From Schneider Electric of Indonesia, Manager Saputera and Engineer Trisnadi were thrilled to be at the event. There was so much exciting technology and products to discover here, they enthused. Mohan B Nallur of DAE Enterprises from India summed it up in a few words, “3D printing is exciting.”
Visitor Christopher Yeow of J2 Associates said, “I am a veteran in the manufacturing industry, in precision engineering, oil and gas, and many more. Now I am learning about 3D printing because I believe it is going to disrupt manufacturing.”
“I was already selling for Stratasys three years ago before going to IDC, and I have seen how much the industry has grown over the years,” said Lim Mun Chun of Malaysia’s IDC Market Research. She is positive about the impact 3D printing brings to various industries in the region.
Visitor Koh Buk Seng, a 3D printing veteran from Thailand, grumbled: “The event is so small this year – it should be bigger.” But he was nevertheless happy to catch up with old friends and business associates at the event.
While general grumblings about the show being smaller this year abounded, it seemed that the air of uncertainty that marked the opening of the conference had been dispelled as the event progressed.
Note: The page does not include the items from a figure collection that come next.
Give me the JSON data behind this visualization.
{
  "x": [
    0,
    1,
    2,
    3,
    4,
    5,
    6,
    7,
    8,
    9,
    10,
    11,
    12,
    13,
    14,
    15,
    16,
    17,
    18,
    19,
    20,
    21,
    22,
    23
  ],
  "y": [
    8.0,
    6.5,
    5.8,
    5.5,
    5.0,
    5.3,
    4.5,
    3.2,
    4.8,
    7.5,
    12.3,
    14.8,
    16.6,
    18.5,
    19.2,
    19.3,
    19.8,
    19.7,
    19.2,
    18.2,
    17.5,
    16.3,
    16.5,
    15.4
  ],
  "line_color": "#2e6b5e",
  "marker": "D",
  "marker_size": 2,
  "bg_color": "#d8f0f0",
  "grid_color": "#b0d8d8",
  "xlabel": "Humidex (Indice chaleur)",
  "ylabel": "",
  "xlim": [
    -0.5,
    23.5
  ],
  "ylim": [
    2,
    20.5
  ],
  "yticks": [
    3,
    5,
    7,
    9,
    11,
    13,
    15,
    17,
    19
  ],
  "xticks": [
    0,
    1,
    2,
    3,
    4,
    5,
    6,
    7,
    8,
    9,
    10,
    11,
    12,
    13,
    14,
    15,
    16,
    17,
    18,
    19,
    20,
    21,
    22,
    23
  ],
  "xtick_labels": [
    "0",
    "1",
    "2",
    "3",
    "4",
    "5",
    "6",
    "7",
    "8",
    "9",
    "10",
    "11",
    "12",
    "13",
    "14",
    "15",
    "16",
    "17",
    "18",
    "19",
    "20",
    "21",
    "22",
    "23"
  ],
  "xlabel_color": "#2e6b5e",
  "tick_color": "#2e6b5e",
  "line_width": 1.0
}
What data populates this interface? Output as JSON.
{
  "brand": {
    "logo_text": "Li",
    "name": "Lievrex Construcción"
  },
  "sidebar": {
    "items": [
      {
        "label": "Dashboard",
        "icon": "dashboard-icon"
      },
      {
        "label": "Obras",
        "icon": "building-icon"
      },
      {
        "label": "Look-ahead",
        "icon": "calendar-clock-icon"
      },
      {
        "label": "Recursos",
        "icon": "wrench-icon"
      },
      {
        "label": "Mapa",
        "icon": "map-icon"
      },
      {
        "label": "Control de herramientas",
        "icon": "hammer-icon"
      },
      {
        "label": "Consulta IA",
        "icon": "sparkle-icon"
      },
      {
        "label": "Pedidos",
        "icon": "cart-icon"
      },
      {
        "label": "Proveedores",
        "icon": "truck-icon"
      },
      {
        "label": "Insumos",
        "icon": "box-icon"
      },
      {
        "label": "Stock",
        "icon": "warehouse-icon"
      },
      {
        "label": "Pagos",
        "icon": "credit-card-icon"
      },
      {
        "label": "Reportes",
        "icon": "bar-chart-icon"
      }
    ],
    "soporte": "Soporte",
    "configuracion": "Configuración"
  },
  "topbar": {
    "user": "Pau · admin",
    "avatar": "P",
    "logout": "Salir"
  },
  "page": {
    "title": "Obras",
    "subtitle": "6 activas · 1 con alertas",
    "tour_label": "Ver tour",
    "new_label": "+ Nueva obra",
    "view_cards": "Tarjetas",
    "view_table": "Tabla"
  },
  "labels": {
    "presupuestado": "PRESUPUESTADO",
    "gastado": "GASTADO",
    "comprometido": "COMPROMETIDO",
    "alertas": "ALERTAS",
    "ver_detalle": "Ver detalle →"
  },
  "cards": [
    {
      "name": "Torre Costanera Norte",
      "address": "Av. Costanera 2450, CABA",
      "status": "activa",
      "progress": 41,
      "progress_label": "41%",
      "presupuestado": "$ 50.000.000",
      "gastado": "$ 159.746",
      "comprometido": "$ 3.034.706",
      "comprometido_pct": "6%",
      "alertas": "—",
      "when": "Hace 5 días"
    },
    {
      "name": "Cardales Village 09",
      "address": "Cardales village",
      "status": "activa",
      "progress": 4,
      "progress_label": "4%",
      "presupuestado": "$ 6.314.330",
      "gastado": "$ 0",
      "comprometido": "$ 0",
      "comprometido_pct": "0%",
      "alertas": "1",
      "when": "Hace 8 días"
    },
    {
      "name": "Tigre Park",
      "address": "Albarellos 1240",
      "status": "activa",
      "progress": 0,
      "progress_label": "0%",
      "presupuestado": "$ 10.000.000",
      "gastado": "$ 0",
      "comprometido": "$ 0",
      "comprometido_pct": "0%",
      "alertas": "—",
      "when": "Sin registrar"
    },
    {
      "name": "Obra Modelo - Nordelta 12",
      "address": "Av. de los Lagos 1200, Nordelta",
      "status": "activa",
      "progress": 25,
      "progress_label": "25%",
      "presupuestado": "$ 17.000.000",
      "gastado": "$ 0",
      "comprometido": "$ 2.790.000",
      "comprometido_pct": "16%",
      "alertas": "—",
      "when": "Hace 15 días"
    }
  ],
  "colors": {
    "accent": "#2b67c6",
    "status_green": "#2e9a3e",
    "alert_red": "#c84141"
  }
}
Taking all feedback in his stride, organiser Rising Media’s Christoph Rowen was happy to conclude, “The size of the event did not compromise on the quality of the speakers and technologies that we bring to Inside 3D Printing. This is not a small conference just in Singapore, but a worldwide series of events.
“We are off to Dusseldorf almost immediately, and if you want to attend a bigger event, please come to see us at our next edition in Seoul, to be held in June, just a few months away.”
Christoph retains his enthusiasm for his conference and show after six years of organising the event. “Six years ago, we were talking about 3D printing key chains and spectacles. Look at what we are talking about now – parts for jet planes and ships, live cells for organs and research! The inventions never stop coming.”
In perfect harmony, Dr Ho of NAMIC underscores that feeling that additive manufacturing is the technology whose time has come. “I am feeling very confident that the industry has left the hype curve, or at least most of it,” he said. “People I am talking to are saying that its place in mainstream manufacturing is forthcoming,” adding uncharacteristically that “they can feel it in their bones.”
“When you put so many brains into this industry, and pour so much money and investment into it, it’s going to happen.”